Knowing when to walk away
“Some people change.
Others hang on ‘til they can’t anymore.”
-Black Lab
I was talking with a friend recently about relationship-oriented matters. My friend talked, almost off-hand, about having given up on looking for a long-term relationship, about being resigned to living single. I initially scoffed, thinking my friend is still at a stage of life where finding love (or whatever passes for it) is still entirely possible, and given the positive attributes my friend has, even probable. Surely it’s far too early to be giving up.
Without going into further detail, I’ll concede that perhaps I didn’t fully understand the implications of my friend calling off the active search for true love. It strikes me that many of the worthwhile people who’ve crossed my path have done so when I wasn’t even remotely expecting them. So maybe giving up the search isn’t the same as giving up altogether; maybe it’s an acknowledgment of the positive things that can happen only when we let them.
The other thought occurring to me as a result of this conversation was this: how do we know when to give up on something? Sometimes we don’t – as has often been the case in my life. But ignoring, for the moment, whether our decisions to abandon or maintain key pursuits are misguided or correct, how do we come to feel certain of those choices? And do most of us ever even feel certain?

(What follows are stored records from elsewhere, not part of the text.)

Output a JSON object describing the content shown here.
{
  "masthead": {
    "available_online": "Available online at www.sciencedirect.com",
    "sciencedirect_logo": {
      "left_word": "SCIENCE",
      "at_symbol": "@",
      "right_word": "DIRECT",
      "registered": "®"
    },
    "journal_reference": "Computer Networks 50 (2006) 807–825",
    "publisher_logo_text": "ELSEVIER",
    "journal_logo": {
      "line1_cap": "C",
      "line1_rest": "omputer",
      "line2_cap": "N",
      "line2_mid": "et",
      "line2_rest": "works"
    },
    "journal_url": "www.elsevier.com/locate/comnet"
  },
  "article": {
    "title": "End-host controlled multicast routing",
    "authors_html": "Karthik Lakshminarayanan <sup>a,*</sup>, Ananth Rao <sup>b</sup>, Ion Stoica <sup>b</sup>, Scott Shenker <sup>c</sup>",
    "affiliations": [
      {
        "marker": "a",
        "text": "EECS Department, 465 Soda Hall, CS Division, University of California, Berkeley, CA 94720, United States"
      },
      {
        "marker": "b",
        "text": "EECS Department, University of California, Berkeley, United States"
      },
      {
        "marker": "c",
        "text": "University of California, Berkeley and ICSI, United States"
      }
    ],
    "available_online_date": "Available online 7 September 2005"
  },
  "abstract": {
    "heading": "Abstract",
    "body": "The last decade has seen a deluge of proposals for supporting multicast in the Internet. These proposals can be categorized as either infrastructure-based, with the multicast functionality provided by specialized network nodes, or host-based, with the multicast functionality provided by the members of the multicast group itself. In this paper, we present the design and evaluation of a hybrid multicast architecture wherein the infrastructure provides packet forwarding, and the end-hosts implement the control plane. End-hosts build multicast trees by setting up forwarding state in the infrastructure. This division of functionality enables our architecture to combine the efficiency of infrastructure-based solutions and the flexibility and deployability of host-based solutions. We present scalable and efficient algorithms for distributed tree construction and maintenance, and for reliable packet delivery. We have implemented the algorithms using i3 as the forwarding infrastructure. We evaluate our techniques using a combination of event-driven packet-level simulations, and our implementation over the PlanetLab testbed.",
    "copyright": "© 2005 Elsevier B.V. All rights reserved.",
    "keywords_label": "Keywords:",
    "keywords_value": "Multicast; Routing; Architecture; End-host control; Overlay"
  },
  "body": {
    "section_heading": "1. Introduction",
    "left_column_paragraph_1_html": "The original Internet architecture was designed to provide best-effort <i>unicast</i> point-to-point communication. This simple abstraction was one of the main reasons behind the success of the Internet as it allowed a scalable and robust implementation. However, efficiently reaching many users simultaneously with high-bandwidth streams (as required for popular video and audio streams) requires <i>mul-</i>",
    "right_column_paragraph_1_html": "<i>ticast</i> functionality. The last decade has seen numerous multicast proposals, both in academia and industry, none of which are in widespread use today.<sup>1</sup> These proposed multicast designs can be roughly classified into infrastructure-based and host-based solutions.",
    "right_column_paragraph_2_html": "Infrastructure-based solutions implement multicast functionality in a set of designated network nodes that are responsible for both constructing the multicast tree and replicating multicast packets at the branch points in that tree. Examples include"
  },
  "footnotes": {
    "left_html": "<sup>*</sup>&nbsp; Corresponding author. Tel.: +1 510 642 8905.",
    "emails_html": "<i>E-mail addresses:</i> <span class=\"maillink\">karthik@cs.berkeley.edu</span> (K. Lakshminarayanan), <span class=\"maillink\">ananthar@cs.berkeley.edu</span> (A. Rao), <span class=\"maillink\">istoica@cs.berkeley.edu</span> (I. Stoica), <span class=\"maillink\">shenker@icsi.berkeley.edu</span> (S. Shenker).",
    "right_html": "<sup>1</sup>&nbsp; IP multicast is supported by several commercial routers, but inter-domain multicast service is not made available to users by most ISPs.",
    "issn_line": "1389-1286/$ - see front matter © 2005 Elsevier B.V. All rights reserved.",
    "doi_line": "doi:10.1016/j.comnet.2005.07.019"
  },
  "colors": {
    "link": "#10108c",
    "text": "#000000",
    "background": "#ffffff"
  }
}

I’ve chased many idyllic goals. I’ve even abandoned a few, whether those efforts were professional, academic, romantic or even philanthropic in nature. One of those instances happened fairly recently, and I’m still not sure exactly what triggered my decision to halt the pursuit. I can think of justifications, but I can’t say with certainty which, if any of them, was to blame for my surrender.
Was it disillusionment? Were other priorities just pushing it out of focus? Was it the sense of futility, a sense I’d never achieve my ideal? Or was it simply exhaustion? And how do different people establish these thresholds? (How do political leaders establish them, for that matter?)
I’ve noticed some people call off the search for an ideal more easily than others. Sometimes I think it weak; other times I admire them for it, recognizing a strain of wisdom in the capacity to recognize failure before it ruins them.
I should probably let this post die before I ask any more questions for which I have no answers. If you’ve got any ideas, feel free.